What’s more, Trogir’s unique geography is all part of the fun. Although well-connected to the mainland, the historic center occupies its own island in the old town between Ciovo and the mainland. In fact, National Geographic crowned Trogir the best island-city in the world in 2015.
Beach lovers, this one’s for you. Like much of the Dalmatian Coast, you won’t have a hard time finding spectacular bays and secluded coves along the Trogir Riviera. Okrug Beach, located just three miles from the town center, is a great place to start and boasts its own marina, along with plenty of nightlife, and dining options.
There’s also Pantan beach, which is easily accessible by car or public transportation and is best known for its family-friendly, shallow waters, as well as excellent sun-bathing spots. Other popular sandy destinations include Plaza Bucevica, Seget Donji Beach, and Medena Beach.
Those who are keen on venturing a little further could explore some of the other beautiful, sandy bays on Trogir’s neighboring island, Ciovo. Some of our favorites include Slatine Beach, to the east of the island, and the infamous Okrug Copacabana to the south, where you’ll find a slew of beach bars and watersports activities. That being said, you won’t find any beach bars at Slatine Beach, so it would be a good idea to take some snacks and drinks along with you.
Duga beach, also known as Django beach, nestled in the far south of Ciovo near the famous Plaza Labadusa is another great place to visit. With its cystal clear waters, Mediterranean vegetation, pine trees, and surrounding restaurants, it comes as no surprise that it’s regarded as one of the best beaches in Croatia. You’ll even find cozy and affordable, terraced cottages on offer if you want to lodge for a night or two.
You could also visit the aforementioned Labadusa Beach close to Duga Beach, where you’ll be greeted with an enchanting mix of pebble and stone shores, along with rocky sunbathing areas. You shouldn’t miss out on the chance to snorkel and explore the fascinating underwater ecosystem here either, so make sure you pack your goggles.
The Historic Sights
With a one of the best-preserved historical centers in Central Europe that, in itself, is a UNESCO World Heritage Site, Trogir is something of a living museum, and undoubtedly one of the most historically rich travel destinations in Croatia. As such, you’ll stumble upon charming piazzas and hidden courtyards at every turn during your trip.
Be sure to check out Cipiko Palace, a Venetian-style royal residence located right across from the cathedral of St Lawrence. The interior might be not open to guests, but visitors can admire the grand facade and stroll the grounds in the glorious Croatian sunshine.
The neighboring 13th-century cathedral is well worth a visit too, and boasts three different architectural styles, namely, Gothic, Romanesque, and Baroque, thanks to its 4th-century construction period. You’ll also have the opportunity to climb the narrow staircase to the top of the cathedral bell tower, where you’ll be greeted with awe-inspiring panoramic views of the Trogir landscape.

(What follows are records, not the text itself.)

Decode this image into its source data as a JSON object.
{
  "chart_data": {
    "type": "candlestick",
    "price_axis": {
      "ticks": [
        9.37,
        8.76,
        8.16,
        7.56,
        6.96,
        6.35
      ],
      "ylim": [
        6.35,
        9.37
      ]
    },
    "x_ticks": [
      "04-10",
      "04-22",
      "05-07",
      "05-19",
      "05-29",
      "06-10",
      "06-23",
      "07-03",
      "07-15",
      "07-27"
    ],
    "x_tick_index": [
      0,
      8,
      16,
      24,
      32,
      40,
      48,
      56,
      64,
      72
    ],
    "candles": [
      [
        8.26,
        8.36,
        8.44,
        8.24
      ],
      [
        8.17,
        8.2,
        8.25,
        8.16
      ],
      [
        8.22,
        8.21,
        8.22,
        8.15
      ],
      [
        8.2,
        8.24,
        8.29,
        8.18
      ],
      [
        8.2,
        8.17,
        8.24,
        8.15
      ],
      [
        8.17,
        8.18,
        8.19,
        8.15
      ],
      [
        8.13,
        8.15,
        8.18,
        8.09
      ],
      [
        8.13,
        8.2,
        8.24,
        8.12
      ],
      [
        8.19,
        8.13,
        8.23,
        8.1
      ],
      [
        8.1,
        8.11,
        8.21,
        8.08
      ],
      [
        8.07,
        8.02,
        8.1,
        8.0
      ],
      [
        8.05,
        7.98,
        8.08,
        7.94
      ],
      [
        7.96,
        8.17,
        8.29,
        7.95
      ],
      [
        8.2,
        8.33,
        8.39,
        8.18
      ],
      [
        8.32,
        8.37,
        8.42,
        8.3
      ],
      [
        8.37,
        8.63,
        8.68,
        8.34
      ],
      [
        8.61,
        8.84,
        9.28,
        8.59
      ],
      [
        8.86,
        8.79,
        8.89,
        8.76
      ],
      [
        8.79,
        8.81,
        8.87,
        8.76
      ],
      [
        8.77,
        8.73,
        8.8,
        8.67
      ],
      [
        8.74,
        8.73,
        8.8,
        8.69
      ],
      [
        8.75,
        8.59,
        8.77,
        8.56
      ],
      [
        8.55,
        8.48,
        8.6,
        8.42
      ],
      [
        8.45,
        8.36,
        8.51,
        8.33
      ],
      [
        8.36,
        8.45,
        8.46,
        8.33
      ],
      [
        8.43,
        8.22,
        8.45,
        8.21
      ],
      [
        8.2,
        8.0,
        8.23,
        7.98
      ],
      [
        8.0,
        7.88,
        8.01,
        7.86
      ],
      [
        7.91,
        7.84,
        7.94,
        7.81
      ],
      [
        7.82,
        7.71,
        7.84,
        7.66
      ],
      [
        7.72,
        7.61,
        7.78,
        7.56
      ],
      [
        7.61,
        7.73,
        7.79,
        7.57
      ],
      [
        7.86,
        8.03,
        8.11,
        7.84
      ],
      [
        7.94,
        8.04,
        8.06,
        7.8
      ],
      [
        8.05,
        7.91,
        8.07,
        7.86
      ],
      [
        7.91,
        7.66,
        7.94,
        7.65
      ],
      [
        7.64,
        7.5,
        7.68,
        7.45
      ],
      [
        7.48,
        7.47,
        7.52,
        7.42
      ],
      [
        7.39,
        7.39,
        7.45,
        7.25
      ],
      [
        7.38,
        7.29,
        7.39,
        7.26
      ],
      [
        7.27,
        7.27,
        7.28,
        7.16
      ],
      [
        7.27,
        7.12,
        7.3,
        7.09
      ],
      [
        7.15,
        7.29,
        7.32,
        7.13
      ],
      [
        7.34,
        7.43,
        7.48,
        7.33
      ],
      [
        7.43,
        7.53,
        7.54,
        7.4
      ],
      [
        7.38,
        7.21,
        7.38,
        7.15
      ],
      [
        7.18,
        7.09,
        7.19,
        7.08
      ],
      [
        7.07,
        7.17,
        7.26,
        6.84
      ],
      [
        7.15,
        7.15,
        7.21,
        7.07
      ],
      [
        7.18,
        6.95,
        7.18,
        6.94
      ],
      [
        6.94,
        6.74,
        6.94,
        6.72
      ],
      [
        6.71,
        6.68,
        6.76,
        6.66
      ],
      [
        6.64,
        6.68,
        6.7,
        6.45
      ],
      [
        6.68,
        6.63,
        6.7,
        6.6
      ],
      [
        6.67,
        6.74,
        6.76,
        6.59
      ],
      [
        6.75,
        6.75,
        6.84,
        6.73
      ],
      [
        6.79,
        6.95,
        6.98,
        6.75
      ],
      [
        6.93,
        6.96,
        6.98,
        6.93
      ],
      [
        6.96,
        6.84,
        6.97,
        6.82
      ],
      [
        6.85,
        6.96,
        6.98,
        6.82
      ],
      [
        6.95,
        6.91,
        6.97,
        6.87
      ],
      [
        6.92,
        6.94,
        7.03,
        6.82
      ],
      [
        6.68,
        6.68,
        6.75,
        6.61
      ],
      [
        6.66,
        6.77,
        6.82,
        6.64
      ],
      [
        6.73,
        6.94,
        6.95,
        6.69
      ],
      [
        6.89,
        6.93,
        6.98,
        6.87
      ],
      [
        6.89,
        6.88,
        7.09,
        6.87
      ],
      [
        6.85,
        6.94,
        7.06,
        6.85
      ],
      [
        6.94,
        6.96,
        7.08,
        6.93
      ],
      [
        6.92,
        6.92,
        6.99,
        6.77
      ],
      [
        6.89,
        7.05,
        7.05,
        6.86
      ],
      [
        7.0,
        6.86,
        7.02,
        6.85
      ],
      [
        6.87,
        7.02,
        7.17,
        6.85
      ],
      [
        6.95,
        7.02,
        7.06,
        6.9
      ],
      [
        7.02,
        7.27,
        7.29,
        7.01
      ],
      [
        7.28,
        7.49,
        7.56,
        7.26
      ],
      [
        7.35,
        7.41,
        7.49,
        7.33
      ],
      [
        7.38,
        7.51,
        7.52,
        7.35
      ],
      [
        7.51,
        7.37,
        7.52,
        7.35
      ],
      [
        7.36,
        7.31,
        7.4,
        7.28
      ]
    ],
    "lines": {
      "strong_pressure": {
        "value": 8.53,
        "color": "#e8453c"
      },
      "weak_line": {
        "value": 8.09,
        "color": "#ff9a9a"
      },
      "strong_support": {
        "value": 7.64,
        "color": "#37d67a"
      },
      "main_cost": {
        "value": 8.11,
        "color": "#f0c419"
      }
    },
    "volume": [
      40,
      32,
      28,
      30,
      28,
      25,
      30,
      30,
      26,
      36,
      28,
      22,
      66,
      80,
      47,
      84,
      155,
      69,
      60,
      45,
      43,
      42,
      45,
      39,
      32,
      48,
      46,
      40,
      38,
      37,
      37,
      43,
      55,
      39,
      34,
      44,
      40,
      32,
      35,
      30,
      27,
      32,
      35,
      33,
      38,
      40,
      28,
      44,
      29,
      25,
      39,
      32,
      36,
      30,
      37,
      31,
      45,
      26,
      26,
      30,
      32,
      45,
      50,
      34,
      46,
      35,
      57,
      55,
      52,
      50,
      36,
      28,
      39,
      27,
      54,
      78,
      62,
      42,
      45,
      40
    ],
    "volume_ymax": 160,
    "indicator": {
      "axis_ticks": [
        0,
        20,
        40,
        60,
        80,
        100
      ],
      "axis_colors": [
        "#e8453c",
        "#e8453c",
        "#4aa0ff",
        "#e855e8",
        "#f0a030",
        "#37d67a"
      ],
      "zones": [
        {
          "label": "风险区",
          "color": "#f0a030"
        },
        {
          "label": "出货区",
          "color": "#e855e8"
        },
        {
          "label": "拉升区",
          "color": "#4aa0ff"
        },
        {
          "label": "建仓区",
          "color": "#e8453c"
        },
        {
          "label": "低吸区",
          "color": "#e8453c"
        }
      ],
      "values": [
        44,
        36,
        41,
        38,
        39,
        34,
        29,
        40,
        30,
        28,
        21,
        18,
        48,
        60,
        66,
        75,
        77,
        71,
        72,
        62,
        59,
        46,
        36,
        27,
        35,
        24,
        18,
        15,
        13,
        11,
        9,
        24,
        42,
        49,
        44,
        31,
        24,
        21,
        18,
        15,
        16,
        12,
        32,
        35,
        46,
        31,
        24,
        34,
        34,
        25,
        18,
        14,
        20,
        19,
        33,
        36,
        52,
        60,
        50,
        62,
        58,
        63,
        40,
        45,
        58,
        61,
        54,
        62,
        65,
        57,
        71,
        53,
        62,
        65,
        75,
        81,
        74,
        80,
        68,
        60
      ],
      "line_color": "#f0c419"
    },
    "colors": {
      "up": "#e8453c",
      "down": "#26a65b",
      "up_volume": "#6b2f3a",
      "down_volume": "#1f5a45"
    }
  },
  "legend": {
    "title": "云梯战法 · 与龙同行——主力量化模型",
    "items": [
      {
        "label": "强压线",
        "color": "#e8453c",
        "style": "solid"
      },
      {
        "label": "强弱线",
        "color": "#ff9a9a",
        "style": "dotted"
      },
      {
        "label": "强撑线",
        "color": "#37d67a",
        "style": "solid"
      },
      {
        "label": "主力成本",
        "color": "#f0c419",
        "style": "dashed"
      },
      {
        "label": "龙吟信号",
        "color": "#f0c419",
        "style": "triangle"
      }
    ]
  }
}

Another highlight is the magnificent Kamerlengo Castle. It often serves as a venue for summer concerts and events and was constructed towards the end of the 14th century. You won’t find much inside, but it’s fairly inexpensive to visit, and you have the option to climb up and walk the perimeter of its walls, where you’ll be rewarded with gorgeous views over the Old Town and promenade.
It might surprise you to know that this small town has a renowned culinary scene, with many of its local eateries serving delectable traditional Dalmatian cuisine and regional specialties. It’s also a great place to sample the seafood, thanks to its coastal location and thriving marine life.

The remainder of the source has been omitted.